Gruber used a DID design exploiting variation in state-level mandated maternity benefits to show that the costs of these benefits were shifted to workers in the form of lower wages. This study is a classic example of how DID can exploit policy variation across states and time.
Autor, D. H. (2003). Outsourcing at Will: The Contribution of Unjust Dismissal Doctrine to the Growth of Employment Outsourcing.
Autor used a DID design that exploited the staggered adoption of wrongful-discharge protections across U.S. states. He found that stronger employment protections led firms to outsource more jobs. This paper is a model for using staggered state-level policy changes in a DID framework.
Lerner, J., & Wulf, J. (2007). Innovation and Incentives: Evidence from Corporate R&D.
This paper applied panel data methods including DID-style designs to study how compensation incentives for R&D managers affect innovation outcomes. It illustrates how DID thinking can be applied to management and innovation questions.
Flammer, C. (2015). Does Corporate Social Responsibility Lead to Superior Financial Performance? A Regression Discontinuity Approach.
Although primarily an RDD paper, Flammer also used DID-style before-after comparisons around shareholder proposals on CSR. Published in Management Science, it is a prominent example of quasi-experimental methods in top management journals.
Kellogg, R. (2011). Learning by Drilling: Interfirm Learning and Relationship Persistence in the Texas Oilpatch.
Kellogg used a DID approach leveraging oil price shocks to study how interfirm relationships affect productivity in the Texas oil industry. It is an excellent example of DID applied to organizational learning and firm boundaries questions relevant to strategy scholars.

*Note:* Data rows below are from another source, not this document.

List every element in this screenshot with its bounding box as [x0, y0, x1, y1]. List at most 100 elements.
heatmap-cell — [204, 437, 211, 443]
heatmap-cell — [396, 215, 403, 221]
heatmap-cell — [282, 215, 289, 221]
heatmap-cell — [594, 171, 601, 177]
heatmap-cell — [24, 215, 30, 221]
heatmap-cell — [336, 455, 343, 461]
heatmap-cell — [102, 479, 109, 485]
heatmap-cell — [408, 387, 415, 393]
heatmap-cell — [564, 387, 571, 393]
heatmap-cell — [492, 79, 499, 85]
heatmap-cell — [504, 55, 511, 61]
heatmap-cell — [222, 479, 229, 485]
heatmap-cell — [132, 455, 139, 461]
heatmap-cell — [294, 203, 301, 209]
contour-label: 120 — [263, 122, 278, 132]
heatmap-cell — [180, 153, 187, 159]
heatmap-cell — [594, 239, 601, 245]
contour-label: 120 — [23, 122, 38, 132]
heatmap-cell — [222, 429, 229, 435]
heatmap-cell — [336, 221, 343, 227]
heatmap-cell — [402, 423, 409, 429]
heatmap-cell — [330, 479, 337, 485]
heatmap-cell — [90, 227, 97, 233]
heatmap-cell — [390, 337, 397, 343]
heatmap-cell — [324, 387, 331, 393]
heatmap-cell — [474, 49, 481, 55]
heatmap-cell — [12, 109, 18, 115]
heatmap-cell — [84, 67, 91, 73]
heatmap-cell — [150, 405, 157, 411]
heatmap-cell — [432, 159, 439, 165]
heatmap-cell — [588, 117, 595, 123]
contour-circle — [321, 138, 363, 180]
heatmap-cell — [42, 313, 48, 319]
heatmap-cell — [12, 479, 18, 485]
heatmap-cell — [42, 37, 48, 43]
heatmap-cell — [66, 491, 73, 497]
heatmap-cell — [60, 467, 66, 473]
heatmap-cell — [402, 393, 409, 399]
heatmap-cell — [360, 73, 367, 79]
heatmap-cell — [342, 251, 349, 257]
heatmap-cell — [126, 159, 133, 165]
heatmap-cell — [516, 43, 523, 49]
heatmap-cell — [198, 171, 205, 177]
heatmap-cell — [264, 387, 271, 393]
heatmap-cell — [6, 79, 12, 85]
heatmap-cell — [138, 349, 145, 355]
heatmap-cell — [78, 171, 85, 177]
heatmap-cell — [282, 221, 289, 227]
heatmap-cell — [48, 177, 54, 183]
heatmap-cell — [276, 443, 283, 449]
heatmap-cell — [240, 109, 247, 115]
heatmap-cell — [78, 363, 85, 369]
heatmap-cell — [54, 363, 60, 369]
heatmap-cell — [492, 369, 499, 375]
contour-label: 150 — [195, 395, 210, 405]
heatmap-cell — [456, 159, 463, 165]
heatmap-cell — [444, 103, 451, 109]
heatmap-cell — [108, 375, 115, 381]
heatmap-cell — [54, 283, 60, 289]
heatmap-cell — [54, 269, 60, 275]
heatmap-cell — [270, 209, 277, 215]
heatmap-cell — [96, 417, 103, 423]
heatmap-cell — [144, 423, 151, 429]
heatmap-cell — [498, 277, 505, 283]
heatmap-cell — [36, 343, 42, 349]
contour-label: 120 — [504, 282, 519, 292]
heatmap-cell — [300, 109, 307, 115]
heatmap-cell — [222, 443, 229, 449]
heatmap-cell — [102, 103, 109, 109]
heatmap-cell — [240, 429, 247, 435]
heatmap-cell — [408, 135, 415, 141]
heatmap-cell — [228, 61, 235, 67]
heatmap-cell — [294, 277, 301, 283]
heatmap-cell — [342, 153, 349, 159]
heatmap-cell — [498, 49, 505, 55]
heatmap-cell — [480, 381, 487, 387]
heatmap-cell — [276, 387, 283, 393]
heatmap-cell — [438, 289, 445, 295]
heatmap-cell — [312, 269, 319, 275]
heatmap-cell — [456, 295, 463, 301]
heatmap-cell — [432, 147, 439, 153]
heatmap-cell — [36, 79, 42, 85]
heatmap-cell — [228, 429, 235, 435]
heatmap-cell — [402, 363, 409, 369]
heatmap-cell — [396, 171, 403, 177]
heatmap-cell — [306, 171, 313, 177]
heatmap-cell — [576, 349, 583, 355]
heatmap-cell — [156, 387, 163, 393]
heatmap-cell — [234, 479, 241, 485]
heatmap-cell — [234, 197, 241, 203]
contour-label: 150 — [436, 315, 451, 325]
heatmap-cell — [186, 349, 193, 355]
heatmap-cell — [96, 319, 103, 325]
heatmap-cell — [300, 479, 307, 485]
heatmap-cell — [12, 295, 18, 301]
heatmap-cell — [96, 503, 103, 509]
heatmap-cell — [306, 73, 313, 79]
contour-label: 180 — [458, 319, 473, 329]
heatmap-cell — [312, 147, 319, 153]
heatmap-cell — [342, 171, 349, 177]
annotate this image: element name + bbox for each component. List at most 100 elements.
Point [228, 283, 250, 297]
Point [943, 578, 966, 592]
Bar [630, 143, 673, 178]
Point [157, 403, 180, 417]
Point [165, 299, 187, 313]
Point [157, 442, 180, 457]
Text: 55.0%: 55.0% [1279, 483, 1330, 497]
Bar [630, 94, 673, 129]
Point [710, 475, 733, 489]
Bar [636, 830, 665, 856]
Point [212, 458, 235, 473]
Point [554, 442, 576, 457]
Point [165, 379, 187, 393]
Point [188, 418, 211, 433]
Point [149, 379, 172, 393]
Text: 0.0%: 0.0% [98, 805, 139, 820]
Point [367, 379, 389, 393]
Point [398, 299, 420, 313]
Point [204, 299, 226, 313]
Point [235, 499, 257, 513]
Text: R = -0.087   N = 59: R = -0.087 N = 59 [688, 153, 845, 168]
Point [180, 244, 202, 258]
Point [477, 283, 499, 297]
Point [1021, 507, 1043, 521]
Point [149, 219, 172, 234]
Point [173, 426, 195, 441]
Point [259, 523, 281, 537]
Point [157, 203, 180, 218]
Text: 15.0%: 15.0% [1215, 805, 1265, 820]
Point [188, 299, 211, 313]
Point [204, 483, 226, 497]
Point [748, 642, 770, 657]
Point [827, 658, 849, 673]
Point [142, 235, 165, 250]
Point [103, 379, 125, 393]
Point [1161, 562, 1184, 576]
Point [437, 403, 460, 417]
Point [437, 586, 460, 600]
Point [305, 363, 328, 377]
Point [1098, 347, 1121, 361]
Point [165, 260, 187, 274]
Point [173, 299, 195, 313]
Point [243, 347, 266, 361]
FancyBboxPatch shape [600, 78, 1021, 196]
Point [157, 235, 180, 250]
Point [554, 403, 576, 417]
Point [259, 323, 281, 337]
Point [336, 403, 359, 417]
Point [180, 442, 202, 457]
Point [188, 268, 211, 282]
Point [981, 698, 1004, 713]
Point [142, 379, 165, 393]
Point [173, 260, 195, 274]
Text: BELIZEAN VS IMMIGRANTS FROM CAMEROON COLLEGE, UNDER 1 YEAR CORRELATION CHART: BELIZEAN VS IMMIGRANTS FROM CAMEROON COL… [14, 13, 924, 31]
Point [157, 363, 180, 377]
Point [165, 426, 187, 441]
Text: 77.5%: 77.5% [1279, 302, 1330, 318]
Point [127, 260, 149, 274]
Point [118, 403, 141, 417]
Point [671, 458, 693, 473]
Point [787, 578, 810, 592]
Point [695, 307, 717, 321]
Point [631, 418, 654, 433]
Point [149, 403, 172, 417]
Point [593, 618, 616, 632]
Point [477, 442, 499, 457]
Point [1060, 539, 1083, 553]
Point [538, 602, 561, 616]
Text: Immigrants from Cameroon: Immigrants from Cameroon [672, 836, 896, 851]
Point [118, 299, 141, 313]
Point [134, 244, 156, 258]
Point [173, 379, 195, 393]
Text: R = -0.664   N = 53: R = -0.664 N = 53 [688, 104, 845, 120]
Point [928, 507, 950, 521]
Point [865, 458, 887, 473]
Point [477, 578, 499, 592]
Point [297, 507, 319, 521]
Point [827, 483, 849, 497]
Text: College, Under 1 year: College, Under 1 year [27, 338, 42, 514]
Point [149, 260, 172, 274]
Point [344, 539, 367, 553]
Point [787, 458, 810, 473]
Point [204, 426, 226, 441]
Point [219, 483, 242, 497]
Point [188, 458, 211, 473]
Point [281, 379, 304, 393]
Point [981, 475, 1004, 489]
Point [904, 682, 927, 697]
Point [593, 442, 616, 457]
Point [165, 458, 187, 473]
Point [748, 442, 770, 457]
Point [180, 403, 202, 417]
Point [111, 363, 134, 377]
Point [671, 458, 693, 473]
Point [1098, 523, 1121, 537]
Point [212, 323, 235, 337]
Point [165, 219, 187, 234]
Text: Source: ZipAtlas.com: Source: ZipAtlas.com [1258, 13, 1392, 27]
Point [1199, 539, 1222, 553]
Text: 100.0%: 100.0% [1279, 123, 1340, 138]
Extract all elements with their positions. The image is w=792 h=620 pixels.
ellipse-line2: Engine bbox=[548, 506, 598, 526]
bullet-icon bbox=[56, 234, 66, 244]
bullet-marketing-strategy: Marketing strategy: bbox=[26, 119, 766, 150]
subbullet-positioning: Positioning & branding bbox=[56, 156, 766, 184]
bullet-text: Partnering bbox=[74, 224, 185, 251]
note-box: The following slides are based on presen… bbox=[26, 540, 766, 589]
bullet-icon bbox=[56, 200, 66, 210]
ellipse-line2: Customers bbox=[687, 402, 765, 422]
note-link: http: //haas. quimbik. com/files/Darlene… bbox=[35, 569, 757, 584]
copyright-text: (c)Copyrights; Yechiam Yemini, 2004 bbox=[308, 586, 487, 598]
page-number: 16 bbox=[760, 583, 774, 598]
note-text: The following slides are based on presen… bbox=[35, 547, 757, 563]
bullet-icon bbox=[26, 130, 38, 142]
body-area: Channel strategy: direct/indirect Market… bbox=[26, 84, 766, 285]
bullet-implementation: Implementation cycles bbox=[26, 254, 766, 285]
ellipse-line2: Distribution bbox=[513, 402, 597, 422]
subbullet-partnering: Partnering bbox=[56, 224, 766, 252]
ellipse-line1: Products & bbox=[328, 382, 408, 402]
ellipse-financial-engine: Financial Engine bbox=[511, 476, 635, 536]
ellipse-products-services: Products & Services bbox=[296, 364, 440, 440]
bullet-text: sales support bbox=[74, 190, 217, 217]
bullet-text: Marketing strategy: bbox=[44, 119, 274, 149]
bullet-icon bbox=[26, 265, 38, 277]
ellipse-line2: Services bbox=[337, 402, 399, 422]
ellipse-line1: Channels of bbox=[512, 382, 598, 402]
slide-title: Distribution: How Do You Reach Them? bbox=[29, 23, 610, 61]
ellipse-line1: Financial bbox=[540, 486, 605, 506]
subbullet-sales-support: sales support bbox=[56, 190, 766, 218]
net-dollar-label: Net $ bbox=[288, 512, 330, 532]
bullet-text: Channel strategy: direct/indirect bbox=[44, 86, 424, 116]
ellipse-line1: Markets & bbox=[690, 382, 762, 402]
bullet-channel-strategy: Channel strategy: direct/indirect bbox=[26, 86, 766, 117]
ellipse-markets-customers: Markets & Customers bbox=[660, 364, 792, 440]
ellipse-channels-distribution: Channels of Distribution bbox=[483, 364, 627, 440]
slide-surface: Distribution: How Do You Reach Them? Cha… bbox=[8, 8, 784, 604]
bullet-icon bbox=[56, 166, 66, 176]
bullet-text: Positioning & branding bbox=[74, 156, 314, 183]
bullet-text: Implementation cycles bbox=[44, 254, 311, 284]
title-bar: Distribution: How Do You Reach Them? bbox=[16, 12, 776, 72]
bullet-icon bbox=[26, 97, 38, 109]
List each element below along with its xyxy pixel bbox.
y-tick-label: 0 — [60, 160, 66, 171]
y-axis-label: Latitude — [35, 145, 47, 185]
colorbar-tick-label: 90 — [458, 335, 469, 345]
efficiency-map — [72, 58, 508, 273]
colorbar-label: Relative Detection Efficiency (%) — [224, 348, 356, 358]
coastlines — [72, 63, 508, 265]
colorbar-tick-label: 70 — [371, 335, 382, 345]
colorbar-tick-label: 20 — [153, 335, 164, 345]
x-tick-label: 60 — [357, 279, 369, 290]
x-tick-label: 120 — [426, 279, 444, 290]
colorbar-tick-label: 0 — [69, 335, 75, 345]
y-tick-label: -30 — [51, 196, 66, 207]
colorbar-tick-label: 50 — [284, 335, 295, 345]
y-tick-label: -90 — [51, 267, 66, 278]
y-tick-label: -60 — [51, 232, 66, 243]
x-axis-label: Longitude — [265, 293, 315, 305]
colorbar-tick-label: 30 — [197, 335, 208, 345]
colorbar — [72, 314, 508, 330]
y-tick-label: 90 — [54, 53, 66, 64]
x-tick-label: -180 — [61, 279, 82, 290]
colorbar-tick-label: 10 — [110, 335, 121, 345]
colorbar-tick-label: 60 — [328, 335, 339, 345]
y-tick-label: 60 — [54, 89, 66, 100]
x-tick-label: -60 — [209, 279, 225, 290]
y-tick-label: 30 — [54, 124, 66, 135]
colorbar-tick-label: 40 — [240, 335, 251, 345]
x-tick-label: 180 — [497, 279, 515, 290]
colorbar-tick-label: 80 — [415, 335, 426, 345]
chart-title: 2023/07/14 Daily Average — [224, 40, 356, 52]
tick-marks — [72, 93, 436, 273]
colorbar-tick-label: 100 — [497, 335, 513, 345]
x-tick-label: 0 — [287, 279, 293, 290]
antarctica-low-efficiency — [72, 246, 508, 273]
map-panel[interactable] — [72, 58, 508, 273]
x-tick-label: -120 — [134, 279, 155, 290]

Duflo, E. (2001). Schooling and Labor Market Consequences of School Construction in Indonesia: Evidence from an Unusual Policy Experiment.
Uses DiD comparing cohorts exposed to a massive school construction program in Indonesia to older cohorts not exposed, across regions with different program intensity. A beautifully clean application showing how DiD can exploit variation in treatment intensity across space and cohorts.
Agarwal, R., & Ohyama, A. (2013). Industry or Academia, Basic or Applied? Career Choices and Earnings Trajectories of Scientists.
Uses panel data on scientists' career choices with DiD-style comparisons to identify the effect of early career environment on long-run earnings trajectories. A management-journal application showing how DiD logic can be applied to career and human capital questions.
Survey (2)
Roth, J., Sant'Anna, P. H. C., Bilinski, A., & Poe, J. (2023). What's Trending in Difference-in-Differences? A Synthesis of the Recent Econometrics Literature.
This comprehensive survey synthesizes the explosion of recent econometric work on DID, covering staggered treatment timing, heterogeneous treatment effects, pre-trends testing, and new estimators. It is the essential starting point for understanding the modern DID literature.
Cunningham, S. (2021). Causal Inference: The Mixtape.
An accessible textbook with an excellent DiD chapter that walks through the intuition, the math, and the code (in Stata and R). Freely available online at mixtape.scunning.com, it is a valuable companion for students who want worked examples alongside formal treatment.